Help Me See My Data
Every second businesses across the globe log terabytes or even petabytes of data. Analysts want to explore the data to identify events, escalate, conduct security, and respond. IT Ops wants to uncover problems long before they become an outage. Other teams and key stakeholders want answers that can only be found in the log data. And the list goes on…
Graylog’s beginnings are rooted in a desire for visibility into log data minus the complexity that usually accompanies aggregating that data from across the system for exploration, compliance audits, and threat hunting. As centralized log management evolved into a key activity in IT Operations for maintaining the health of the business, the need to see more has grown.
At the start of 2020, Graylog assembled an Enterprise Intelligence team, a group of real-world practitioners with deep field expertise. Our goal is to create usable enterprise visualizations that meet the needs of our customers out-of-the-box.
First Step, Authentication
Functioning and secure authentication is critical to every business and this is why monitoring authentication activities is an ongoing task for organizations of every size. Automating this task requires complex foundational logic that includes data normalization, parsing rules, data enrichment, correlation alerts, dashboards, and alerts, etc.
Every IT team wants the task of monitoring authentication automated and most IT teams don’t have the time to build it. And that is why we built it for you.
Authentication is the first module in the Illuminate application. It creates a foundation to normalize all authentication data, regardless of source.

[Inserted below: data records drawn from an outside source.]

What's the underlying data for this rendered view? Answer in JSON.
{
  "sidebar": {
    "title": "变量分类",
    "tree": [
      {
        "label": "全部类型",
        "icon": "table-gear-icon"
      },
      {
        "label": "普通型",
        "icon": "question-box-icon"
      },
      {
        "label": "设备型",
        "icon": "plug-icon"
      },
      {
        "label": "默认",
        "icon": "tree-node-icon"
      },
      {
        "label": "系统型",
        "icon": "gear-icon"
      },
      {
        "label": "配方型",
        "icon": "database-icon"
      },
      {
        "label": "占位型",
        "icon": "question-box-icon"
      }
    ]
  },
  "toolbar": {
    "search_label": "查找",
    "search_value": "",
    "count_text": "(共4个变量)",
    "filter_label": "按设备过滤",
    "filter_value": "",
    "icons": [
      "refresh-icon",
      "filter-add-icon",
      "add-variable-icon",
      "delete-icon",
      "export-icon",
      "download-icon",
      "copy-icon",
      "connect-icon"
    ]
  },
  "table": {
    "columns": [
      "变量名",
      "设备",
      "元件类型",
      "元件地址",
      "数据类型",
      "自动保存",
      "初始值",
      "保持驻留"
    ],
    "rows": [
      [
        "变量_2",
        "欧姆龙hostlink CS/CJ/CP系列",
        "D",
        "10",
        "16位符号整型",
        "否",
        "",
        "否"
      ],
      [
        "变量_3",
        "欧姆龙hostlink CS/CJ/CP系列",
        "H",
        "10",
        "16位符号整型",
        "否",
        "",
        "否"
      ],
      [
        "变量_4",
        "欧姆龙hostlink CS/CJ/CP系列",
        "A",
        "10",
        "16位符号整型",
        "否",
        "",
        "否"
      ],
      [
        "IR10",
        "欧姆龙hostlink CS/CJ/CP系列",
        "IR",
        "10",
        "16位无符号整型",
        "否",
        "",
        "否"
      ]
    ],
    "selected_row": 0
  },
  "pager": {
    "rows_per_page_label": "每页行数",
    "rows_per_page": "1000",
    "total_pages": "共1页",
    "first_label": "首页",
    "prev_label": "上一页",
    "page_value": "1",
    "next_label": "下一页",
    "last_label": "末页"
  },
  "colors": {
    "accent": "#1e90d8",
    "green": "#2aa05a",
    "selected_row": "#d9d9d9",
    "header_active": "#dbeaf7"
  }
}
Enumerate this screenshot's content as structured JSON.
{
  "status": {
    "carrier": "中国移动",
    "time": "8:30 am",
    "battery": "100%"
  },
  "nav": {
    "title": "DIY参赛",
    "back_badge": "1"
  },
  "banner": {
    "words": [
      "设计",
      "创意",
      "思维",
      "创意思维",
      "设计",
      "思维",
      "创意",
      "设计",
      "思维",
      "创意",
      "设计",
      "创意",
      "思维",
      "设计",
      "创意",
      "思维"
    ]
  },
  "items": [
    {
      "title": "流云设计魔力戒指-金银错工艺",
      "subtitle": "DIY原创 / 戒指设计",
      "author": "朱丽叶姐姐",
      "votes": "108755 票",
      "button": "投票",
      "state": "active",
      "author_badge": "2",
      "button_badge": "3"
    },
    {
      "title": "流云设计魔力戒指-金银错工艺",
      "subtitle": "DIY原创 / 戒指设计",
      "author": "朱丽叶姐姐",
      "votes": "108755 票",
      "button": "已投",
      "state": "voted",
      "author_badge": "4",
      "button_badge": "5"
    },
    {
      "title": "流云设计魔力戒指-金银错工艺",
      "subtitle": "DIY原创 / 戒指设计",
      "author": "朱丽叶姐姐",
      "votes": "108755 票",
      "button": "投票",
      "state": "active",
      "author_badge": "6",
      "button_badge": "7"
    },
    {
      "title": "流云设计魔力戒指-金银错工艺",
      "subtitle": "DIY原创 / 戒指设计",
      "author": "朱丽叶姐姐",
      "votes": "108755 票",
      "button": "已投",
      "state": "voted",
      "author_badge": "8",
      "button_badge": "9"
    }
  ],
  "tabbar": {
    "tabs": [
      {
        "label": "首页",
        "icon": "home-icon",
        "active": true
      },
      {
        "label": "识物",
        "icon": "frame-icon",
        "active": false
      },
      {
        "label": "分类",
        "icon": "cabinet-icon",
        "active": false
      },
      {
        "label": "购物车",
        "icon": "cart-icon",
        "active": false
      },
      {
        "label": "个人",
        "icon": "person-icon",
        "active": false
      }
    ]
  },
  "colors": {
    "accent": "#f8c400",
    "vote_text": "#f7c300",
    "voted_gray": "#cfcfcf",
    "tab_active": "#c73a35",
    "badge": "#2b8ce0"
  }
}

As a result, you get consistency in reporting, alerting, and analysis plus the power to easily correlate authentication data across different types of data sources.

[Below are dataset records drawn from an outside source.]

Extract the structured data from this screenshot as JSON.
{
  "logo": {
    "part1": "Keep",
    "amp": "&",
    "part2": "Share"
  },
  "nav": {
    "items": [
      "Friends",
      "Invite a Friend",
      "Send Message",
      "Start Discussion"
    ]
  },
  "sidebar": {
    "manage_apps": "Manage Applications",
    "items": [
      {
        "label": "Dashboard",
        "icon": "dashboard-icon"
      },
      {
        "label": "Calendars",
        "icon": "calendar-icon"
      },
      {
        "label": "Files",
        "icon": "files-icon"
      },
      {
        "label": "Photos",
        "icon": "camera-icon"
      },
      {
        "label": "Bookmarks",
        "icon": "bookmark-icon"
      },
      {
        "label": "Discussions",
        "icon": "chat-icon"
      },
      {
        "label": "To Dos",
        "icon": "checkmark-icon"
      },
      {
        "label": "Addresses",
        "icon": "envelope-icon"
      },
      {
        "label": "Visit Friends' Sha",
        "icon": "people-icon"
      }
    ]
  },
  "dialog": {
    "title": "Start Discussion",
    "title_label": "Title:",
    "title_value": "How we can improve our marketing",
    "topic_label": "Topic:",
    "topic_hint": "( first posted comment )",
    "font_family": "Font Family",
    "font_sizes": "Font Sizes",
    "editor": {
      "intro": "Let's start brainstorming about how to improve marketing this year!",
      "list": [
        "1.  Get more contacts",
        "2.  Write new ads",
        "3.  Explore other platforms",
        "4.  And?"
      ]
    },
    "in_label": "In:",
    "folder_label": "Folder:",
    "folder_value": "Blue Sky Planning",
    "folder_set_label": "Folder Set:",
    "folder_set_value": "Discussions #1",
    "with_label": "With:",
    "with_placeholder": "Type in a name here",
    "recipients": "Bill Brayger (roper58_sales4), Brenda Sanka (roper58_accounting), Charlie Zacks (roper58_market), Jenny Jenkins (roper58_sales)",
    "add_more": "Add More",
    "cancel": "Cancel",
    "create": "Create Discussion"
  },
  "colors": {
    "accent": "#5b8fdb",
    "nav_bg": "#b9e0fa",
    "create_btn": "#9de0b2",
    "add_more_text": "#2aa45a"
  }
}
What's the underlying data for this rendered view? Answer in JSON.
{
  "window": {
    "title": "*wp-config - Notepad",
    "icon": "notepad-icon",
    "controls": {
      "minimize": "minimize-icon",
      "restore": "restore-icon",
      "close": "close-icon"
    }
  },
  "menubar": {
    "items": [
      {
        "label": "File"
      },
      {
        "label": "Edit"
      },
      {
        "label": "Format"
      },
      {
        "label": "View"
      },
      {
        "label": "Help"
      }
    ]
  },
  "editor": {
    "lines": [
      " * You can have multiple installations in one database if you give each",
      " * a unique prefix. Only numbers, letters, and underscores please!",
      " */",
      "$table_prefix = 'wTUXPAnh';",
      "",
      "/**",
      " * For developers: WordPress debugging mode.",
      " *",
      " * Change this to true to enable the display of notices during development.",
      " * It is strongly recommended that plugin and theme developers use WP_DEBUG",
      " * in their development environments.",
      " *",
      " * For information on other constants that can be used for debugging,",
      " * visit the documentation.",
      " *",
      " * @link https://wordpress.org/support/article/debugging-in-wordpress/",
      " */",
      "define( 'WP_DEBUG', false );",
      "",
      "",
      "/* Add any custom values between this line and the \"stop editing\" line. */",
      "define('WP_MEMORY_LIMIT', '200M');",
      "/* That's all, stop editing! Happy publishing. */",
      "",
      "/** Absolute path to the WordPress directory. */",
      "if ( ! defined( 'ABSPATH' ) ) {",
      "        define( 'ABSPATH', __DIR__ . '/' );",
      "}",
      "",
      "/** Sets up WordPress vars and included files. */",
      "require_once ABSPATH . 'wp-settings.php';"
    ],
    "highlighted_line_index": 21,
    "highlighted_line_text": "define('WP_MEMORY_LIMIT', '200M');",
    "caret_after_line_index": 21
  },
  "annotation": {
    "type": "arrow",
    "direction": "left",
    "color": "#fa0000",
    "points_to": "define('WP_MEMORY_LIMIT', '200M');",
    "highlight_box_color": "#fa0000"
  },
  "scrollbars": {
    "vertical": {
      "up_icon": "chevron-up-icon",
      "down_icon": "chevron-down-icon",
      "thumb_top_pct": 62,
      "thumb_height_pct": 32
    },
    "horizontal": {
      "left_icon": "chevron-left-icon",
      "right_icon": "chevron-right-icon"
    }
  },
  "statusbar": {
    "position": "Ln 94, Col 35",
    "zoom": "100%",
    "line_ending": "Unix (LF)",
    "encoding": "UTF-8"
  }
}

Graylog Illuminate for Authentication
Illuminate for Authentication will include many apps, but the obvious starting point is Windows Active Directory.
Illuminate for Authentication comes with Windows focused data normalization, parsing rules, data enrichment, correlation alerts, dashboards (1 universal and 3 Windows specific, and alerts zipped up and ready to deploy inside Graylog Enterprise v3.3+ (v3.2 will also work in a limited capacity). Once deployed, Graylog Enterprise customers can immediately leverage our in-house expertise and gain visibility into who is trying to log into what throughout your IT environment.
What’s Next for Graylog Illuminate?
Authentication is just the beginning for Illuminate. Our Enterprise Intelligence team will continue to build new modules that continue to deliver faster time to value and better results for our Graylog Enterprise customers.